Kedua. Alloh sudah mengangkat derajat kita pada level tinggi dimana kita saat ini berada. Saya ambil contoh, kita saat ini diberikan rohmah kesehatan yang prima, hidup bergelimang makanan enak, pakaian tinggal pilih, perhiasan tinggal pakai, rumah lebih dari satu, mobil sejumlah anggota keluarga, anak yang sehat dan chubby, menantu yang baik dan mengerti kemauan mertuanya, dan lain-lain. You name it.
Kita dimanja oleh Alloh bukan hanya dengan urusan yang bersifat material saja, bahkan untuk urusan otak pun kita diperlancar semuanya. Alhamdulillah encer dan thok cer.
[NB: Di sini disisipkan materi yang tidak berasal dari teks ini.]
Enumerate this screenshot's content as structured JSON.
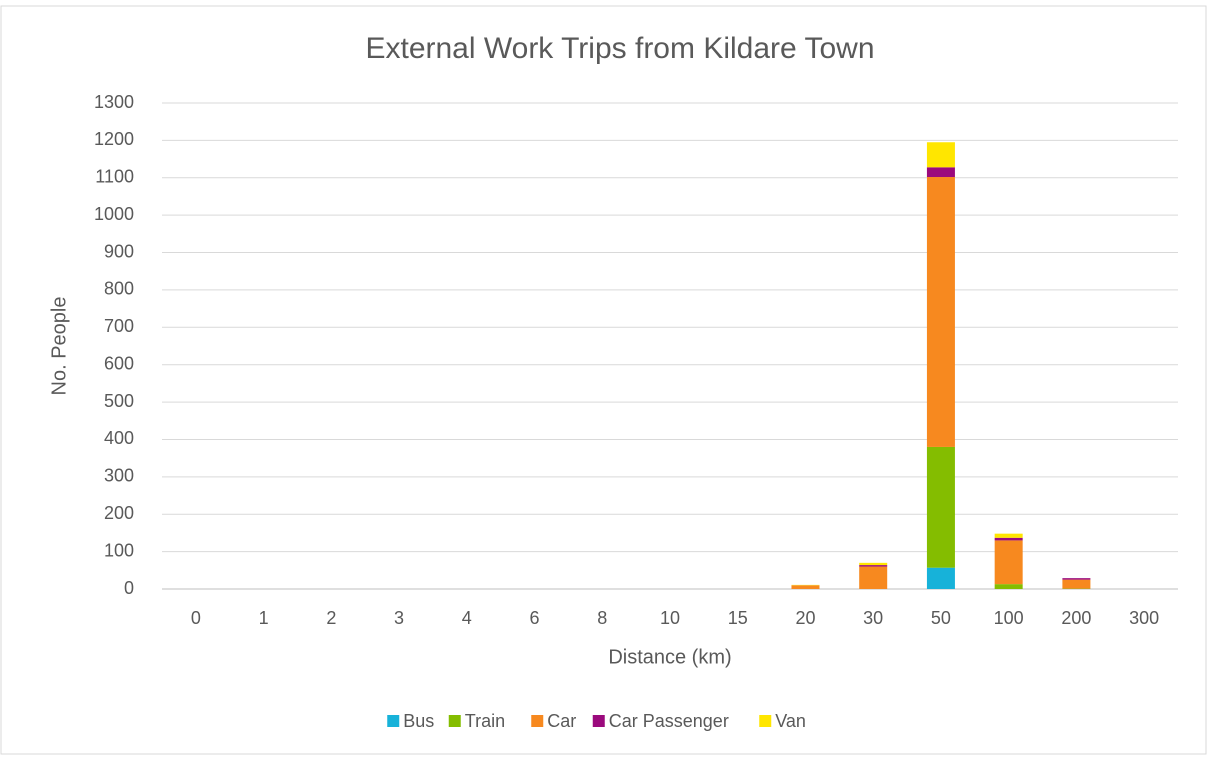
{
  "chart_data": {
    "type": "stacked-bar",
    "title": "External Work Trips from Kildare Town",
    "xlabel": "Distance (km)",
    "ylabel": "No. People",
    "categories": [
      "0",
      "1",
      "2",
      "3",
      "4",
      "6",
      "8",
      "10",
      "15",
      "20",
      "30",
      "50",
      "100",
      "200",
      "300"
    ],
    "series": [
      {
        "name": "Bus",
        "color": "#17b2d9",
        "values": [
          0,
          0,
          0,
          0,
          0,
          0,
          0,
          0,
          0,
          0,
          0,
          57,
          0,
          0,
          0
        ]
      },
      {
        "name": "Train",
        "color": "#84bd00",
        "values": [
          0,
          0,
          0,
          0,
          0,
          0,
          0,
          0,
          0,
          0,
          0,
          323,
          13,
          1,
          0
        ]
      },
      {
        "name": "Car",
        "color": "#f7891f",
        "values": [
          0,
          0,
          0,
          0,
          0,
          0,
          0,
          0,
          0,
          10,
          60,
          722,
          117,
          24,
          0
        ]
      },
      {
        "name": "Car Passenger",
        "color": "#9b0a7d",
        "values": [
          0,
          0,
          0,
          0,
          0,
          0,
          0,
          0,
          0,
          0,
          4,
          26,
          7,
          4,
          0
        ]
      },
      {
        "name": "Van",
        "color": "#ffe600",
        "values": [
          0,
          0,
          0,
          0,
          0,
          0,
          0,
          0,
          0,
          1,
          6,
          67,
          11,
          0,
          0
        ]
      }
    ],
    "ylim": [
      0,
      1300
    ],
    "yticks": [
      0,
      100,
      200,
      300,
      400,
      500,
      600,
      700,
      800,
      900,
      1000,
      1100,
      1200,
      1300
    ],
    "grid": true,
    "legend": "bottom"
  }
}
Coba sampeyan bayangkan, kalau sebelumnya kita sama sekali nggak ngeh huruf Arab, maka dengan ijin Alloh kita diberi kemudahan otak untuk mampu menyerapnya. Kalau dulu kita masih tertatih-tatih dengan IQRA, maka sekarang sudah mulai masuk ke Al-Quran dengan bacaan yang sesuai aturan Tajwid.
Sudah barang tentu dan saya yakin, sampeyan dan saya tidak ingin berhenti pada Pos dimana cukup dengan pengetahuan bacaan Al-Quran dengan Tajwid. Iya to?
Untuk membaca Al-Quran, level yang akan kita kejar bersama-sama tentunya adalah tahu arti dari apa yang kita baca. Aneh khan rasanya, membaca kok tidak tahu artinya. Dulu mungkin demand-nya cukup hanya sampai membaca yang benar. Mungkin setelah level itu terpenuhi sekarang, maka tidak ada yang aneh jika ada tantangan baru yang harus diselesaikan.
Perubahan strata ekonomi yang positif pada sebuah keluarga, sangat menentukan perilaku dari anggota keluarga itu sendiri. Itulah harga yang harus dibayar oleh sebuah masyarakat ketika tuntutan ekonomi bergesar dari kebutuhan primer menuju kebutuhan sekunder bahkan tersier. Konsekuensi yang logis to?
Kalau konsep yang sama kita terapkan untuk belajar ”ilmu yang bermanfaat”, memang benar apa yang disampaikan oleh Kanjeng Nabi bahwa belajarlah mulai dari ayunan sampai nanti masuk ke liang lahat. Meaning? Ada perubahan strata pencapaian pengetahuan juga dari hari ke hari, bulan ke bulan dan tahun ke tahun. Sehingga kita tidak stuck hanya dengan ilmu yang itu-itu saja. That’s my point.
Ketiga. Benar bin Betul, bahasa Arab bukan pada urutan bahasa ketiga atau keempat kita. Jauh mundur ke urutan belakang. Kalau bahasa ibu saya (first language) adalah bahasa Jawa, maka my second language is Indonesia. English bisa jadi my forth or fifth language setelah bahasa Sunda dan Madura. Belum lagi setelah lama ber”kencan” dengan teman-teman dari Padang dan kena krupuk jangek... lidah ini bisa keseleo juga bahasa ambo nan jauh di mato sana. :-)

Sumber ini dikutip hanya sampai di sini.